I've standardized the spelling of names I know, corrected the scanning errors I could figure out, and increased the number of paragraphs. Sometimes I got confused making the N.S./O.S. date conversions, so I apologize if they are wrong:

172

On 11/21 April, 1669 being Easter day, the altar being arranged in the room set apart as a chapel, and suitably ornamented, and everything which was necessary for the service being prepared beforehand, his highness heard mass, and at the conclusion of it, communicated, and after his highness, all his family.

This act of devotion being over, his highness went immediately to St. James's, to his usual post, and heard mass sung; at which, in the public church, before the high altar, the queen received the communion with her Catholic servants.

At the end of the service, Signor Dante went to arrange an audience with her majesty, and it was fixed for the same day at 3 o'clock.

In the meantime, his highness returned home, and began this day to keep an open table, which was served with the most exquisite and royal munificence, by the care of the Marquis Philip Corsini, his highness's carver.

There were present, my Lord Robert Bertie, Earl of Lindsey, grand chamberlain of the kingdom of England (which dignity, after the reign of Henry I, was for a long time possessed hereditarily by the Earls of Oxford, and has now passed, by right of succession, to the Earl of Lindsey, as being descended from a daughter who was heiress of all the honors of the family); my Lord John Granville, Earl of Bath, first gentleman of the bed-chamber to the king; my Lord William Petre, Baron Petre; my Lord Charles Howard, Earl of Nottingham; and Major Freeman.

173

After dinner, at the appointed hour, his highness went to his audience of the queen, in the same form as had been observed on Wednesday at that of the king, and was conducted to it from the apartments of Sir William Killigrew, vice-chamberlain.

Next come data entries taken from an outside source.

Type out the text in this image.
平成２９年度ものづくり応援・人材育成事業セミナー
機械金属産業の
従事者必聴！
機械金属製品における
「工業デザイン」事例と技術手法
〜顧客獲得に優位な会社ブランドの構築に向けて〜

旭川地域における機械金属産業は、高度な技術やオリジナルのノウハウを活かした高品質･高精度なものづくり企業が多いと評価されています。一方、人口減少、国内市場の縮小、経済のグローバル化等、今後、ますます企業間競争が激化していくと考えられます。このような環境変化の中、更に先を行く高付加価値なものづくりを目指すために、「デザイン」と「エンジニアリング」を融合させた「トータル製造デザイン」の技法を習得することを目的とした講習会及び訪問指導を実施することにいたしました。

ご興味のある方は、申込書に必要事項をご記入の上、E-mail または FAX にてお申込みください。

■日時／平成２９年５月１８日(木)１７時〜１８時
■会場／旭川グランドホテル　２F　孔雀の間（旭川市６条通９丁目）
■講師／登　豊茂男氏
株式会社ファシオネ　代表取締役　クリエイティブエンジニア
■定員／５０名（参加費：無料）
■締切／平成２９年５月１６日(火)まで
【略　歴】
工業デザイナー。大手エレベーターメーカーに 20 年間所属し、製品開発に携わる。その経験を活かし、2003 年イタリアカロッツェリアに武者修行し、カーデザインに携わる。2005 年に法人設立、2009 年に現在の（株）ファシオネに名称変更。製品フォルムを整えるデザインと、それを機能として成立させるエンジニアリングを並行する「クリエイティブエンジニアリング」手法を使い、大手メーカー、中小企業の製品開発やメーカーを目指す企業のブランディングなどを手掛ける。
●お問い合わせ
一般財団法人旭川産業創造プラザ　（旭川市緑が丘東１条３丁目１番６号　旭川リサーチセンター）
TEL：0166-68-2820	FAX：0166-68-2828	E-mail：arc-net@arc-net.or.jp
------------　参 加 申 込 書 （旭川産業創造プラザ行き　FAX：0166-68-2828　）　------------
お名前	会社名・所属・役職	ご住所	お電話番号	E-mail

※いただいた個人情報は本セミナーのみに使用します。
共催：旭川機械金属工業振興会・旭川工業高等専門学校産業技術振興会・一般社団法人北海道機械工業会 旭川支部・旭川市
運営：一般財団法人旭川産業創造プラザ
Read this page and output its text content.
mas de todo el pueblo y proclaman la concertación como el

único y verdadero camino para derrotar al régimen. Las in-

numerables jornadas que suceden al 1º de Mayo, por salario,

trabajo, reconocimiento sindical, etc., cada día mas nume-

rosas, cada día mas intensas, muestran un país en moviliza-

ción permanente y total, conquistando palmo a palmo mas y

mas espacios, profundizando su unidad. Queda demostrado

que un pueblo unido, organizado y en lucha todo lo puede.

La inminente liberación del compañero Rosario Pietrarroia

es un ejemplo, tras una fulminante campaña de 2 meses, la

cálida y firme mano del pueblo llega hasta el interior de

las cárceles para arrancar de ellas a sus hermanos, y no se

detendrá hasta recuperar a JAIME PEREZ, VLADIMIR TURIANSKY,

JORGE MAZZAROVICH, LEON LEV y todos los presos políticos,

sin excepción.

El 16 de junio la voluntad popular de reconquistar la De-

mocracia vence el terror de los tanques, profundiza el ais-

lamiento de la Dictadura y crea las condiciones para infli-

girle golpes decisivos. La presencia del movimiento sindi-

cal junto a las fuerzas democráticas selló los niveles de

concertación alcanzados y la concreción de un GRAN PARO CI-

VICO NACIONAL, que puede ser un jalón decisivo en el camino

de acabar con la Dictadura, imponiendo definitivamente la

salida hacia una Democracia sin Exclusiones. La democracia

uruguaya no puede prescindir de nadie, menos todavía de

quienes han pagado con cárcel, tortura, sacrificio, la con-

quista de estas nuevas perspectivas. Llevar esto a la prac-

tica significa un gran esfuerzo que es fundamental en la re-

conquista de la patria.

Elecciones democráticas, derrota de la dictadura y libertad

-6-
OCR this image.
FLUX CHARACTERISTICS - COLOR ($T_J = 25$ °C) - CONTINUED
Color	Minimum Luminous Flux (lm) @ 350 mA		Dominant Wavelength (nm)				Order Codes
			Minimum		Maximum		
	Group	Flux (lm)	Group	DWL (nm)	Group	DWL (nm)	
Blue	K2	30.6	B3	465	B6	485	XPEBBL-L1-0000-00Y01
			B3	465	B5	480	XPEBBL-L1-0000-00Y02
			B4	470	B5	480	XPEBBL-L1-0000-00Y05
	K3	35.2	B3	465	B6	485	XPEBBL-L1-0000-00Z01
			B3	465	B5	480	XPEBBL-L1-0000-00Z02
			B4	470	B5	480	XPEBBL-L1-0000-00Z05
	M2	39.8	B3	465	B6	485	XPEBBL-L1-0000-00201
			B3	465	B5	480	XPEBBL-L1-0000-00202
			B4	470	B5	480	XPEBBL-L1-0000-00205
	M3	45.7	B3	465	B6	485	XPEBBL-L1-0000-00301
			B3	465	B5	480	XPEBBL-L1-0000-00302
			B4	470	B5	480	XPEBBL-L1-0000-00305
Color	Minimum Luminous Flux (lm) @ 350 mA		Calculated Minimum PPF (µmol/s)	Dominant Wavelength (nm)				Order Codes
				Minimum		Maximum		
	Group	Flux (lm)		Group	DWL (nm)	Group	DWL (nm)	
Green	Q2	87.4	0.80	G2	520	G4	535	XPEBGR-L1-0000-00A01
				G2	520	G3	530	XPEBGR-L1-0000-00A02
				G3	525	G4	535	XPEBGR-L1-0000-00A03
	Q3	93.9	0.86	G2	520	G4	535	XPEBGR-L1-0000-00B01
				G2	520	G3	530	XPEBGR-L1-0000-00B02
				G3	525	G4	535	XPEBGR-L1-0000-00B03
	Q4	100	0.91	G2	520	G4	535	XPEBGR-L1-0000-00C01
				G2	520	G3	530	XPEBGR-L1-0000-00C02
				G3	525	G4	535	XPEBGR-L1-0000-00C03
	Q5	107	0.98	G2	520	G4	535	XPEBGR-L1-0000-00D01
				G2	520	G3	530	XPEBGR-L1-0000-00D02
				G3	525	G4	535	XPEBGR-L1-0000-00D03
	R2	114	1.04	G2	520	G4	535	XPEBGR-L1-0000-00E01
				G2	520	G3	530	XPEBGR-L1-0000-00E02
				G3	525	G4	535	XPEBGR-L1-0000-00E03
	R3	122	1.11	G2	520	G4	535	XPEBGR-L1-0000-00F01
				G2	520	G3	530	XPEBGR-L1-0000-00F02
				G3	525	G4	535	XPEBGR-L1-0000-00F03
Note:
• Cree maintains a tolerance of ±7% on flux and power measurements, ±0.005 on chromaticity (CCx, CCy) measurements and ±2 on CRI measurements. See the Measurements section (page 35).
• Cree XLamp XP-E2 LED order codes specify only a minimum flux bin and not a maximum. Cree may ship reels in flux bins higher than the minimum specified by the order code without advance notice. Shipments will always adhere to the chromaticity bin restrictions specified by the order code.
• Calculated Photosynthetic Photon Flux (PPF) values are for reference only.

Her majesty received him in her bedchamber, in which were some few ladies of honor, and the king himself. They conversed near an hour, and afterwards walked in St. James's Park, whence they returned home, as night was now coming on.

San Diego Sarah  •  Link

PART 2

This same evening, two gentlemen of his highness's retinue went to pay their respects to her majesty the queen, who, following the example of the king, did not permit them to kiss her hand.

@@@

From:
TRAVELS OF COSMO THE THIRD, GRAND DUKE OF TUSCANY,
THROUGH ENGLAND,
DURING THE REIGN OF KING CHARLES THE SECOND (1669)
TRANSLATED FROM THE ITALIAN MANUSCRIPT
https://archive.org/stream/travelsofcosmoth00maga…

His highness, Cosmo, must be considered only as a traveler. Under his direction, the narrator of the records was Count Lorenzo Magalotti, afterwards Secretary to the Academy del Cimento, and one of the most learned and eminent characters of the court of Ferdinand II.